A mãe de Jiao, vendo a dupla se afastar, decidiu mudar de lugar com Xiao Youzi. Só de pensar que havia uma pilha de fezes ali perto, ela já não conseguia se sentar, preferindo procurar outro canto.

— Carvãozinho, você não vai sair por aí fazendo cocô, vai? — perguntou a mãe de Jiao depois de trocar de lugar.

Zheng Tan mexeu as orelhas. Impossível! Isso era coisa de Sahara e de Ah Huang.

Deitado no tapete, Zheng Tan olhou ao redor. Alguém já ocupava o lugar anterior deles, e uma criança brincava na areia, justamente no ponto onde Sahara havia defecado. Embora Ruan Ying tivesse recolhido boa parte da areia, Zheng Tan ainda se sentia incomodado.

Desviou o olhar, procurando outra paisagem.

A mãe de Xiong Xiong, vestida de executiva e com óculos escuros, conversava com alguém no quiosque próximo. Pela postura, ficava claro que não pretendia entrar na água.

Era raro todos estarem juntos para se divertir, mas ela parecia fora do clima. Zheng Tan não tinha grande opinião sobre ela, nem boa nem ruim; só sentia pena de Xiong Xiong.

Quase às sete, a mãe de Jiao levou Xiao Youzi para nadar mais uma vez.

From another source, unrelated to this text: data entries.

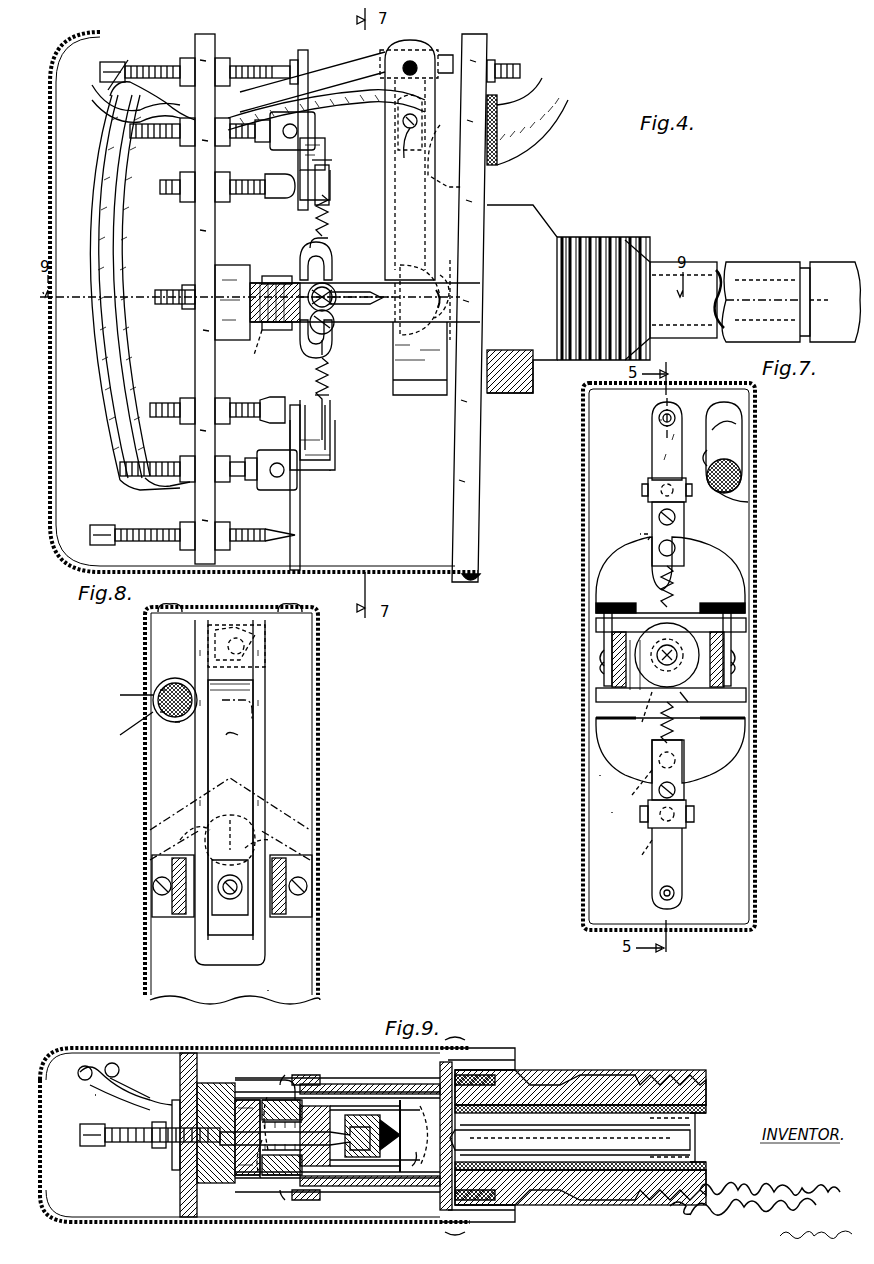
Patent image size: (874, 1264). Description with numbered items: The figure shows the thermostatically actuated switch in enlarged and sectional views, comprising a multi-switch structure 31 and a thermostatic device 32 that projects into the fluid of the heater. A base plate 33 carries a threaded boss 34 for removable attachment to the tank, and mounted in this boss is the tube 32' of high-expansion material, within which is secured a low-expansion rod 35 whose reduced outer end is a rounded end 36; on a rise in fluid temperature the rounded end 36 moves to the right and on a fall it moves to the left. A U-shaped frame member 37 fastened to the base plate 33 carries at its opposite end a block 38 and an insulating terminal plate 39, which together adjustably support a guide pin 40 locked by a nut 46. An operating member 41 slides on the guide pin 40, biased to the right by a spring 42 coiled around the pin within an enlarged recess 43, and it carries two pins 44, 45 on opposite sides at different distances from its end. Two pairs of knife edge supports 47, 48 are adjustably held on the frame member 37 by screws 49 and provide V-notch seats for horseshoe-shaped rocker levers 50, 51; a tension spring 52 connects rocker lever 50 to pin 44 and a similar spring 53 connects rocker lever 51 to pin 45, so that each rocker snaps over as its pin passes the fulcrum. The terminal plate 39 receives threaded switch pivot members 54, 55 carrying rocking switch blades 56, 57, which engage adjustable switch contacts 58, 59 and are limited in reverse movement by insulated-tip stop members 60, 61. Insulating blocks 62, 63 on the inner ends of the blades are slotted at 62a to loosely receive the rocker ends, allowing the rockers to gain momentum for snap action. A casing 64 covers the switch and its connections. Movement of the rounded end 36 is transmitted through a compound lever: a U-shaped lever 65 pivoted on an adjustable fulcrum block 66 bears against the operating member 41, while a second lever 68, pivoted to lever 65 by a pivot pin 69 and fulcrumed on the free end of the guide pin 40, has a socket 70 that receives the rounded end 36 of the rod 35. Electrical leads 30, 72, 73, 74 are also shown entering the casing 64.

In FIG. 4, the conductor cable 30 is at (398, 112).
In FIG. 7, the conductor cable 30 is at (742, 444).
In FIG. 8, the conductor cable 30 is at (172, 678).
In FIG. 4, the multi-switch structure 31 is at (350, 484).
In FIG. 7, the multi-switch structure 31 is at (606, 784).
In FIG. 9, the multi-switch structure 31 is at (262, 1090).
In FIG. 4, the thermostatic device 32 is at (761, 330).
In FIG. 4, the tube 32' is at (788, 285).
In FIG. 9, the tube 32' is at (678, 1114).
In FIG. 4, the base plate 33 is at (478, 500).
In FIG. 8, the base plate 33 is at (275, 1005).
In FIG. 9, the base plate 33 is at (468, 1060).
In FIG. 4, the threaded boss 34 is at (610, 240).
In FIG. 8, the threaded boss 34 is at (305, 820).
In FIG. 9, the threaded boss 34 is at (585, 1075).
In FIG. 4, the rod 35 is at (695, 310).
In FIG. 8, the rod 35 is at (230, 838).
In FIG. 9, the rod 35 is at (570, 1140).
In FIG. 4, the rounded end 36 is at (419, 300).
In FIG. 8, the rounded end 36 is at (182, 830).
In FIG. 9, the rounded end 36 is at (427, 1127).
In FIG. 4, the frame member 37 is at (378, 330).
In FIG. 7, the frame member 37 is at (724, 645).
In FIG. 8, the frame member 37 is at (152, 870).
In FIG. 9, the frame member 37 is at (345, 1080).
In FIG. 4, the block 38 is at (235, 265).
In FIG. 7, the block 38 is at (596, 690).
In FIG. 9, the block 38 is at (215, 1083).
In FIG. 4, the terminal plate 39 is at (215, 372).
In FIG. 7, the terminal plate 39 is at (610, 812).
In FIG. 9, the terminal plate 39 is at (180, 1195).
In FIG. 4, the guide pin 40 is at (347, 282).
In FIG. 7, the guide pin 40 is at (655, 645).
In FIG. 8, the guide pin 40 is at (225, 895).
In FIG. 9, the guide pin 40 is at (320, 1136).
In FIG. 4, the operating member 41 is at (285, 275).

A água já estava mais fresca e era muito agradável. Zheng Tan também nadou algumas voltas, mas um garotinho com uma boia não parava de bater na água e ainda tentou acertar Zheng Tan. Xiao Youzi interveio; o menino, frustrado, começou a bater na própria Xiao Youzi com a boia.

Para os adultos, era apenas brincadeira de crianças. Mas Zheng Tan não deixou barato: quando ninguém olhava, enfiou a garra na boia do menino, que esvaziou. O garoto, assustado, caiu no choro.

Ninguém percebeu, mas Xiao Youzi viu tudo. O incômodo que sentia por ter sido atingida pela boia sumiu e ela se afastou, levando Zheng Tan.

Ao anoitecer, Jiao Yuan e os amigos foram chamados para sair da piscina, relutantes, mas com fome depois de tanto brincar. Tomaram banho, trocaram de roupa e seguiram com os pais.

Os pais de Xiong Xiong os aguardavam. Depois de reunirem todos, seguiram de carro.

O ar-condicionado estava desligado, mas as janelas abertas deixavam entrar o vento fresco da noite, muito agradável. Como era verão, o pelo de Zheng Tan secou rápido após o banho. Olhando pela janela, viu a ponte sobre o rio iluminada, uma bela vista, logo interrompida pelo uivo de Sahara.

Para evitar que o cachorro colocasse a cabeça para fora, Ruan Ying deixou apenas uma fresta na janela, mas Sahara, frustrado, tentou cavar com as patas e acabou latindo até ser repreendido.

— Nosso gato é mesmo uma bênção — suspirou a mãe de Jiao.

Xiao Youzi, lembrando da cena em que Zheng Tan furou a boia do menino, sorriu. Só contou depois de ser muito questionada por Jiao Yuan.

— Muito bem! — Jiao Yuan elogiou Zheng Tan, dando-lhe tapinhas.

A mãe de Jiao apenas lançou um olhar para o filho, sem comentar.

Os carros seguiram em fila, com o de Xiong Xiong à frente.

Depois de cruzar a ponte e sair de um cruzamento, Zheng Tan achou a vizinhança familiar. Quando o carro reduziu para entrar no estacionamento, ele olhou pela janela e reconheceu: era o Hotel Shiguang do tio Fang!

O pai de Jiao também achou estranho.

— Ainda nem usei aquele cartão que tenho na carteira — comentou.

Referia-se ao cartão platinum de sócio deixado pelo tio Fang. A mãe de Jiao respondeu com naturalidade:

— Não é você quem está pagando, por que a pressa?

— Não estou com pressa, só achei curioso. No fim das contas, nunca precisamos disso.

— ...Um dia servirá.

Ruan Ying não levou Sahara para dentro do hotel; havia um local específico para cuidar dos animais. Sahara ficou lá, resmungando até que Ruan Ying colocou ração para ele.

Zheng Tan o desprezou profundamente.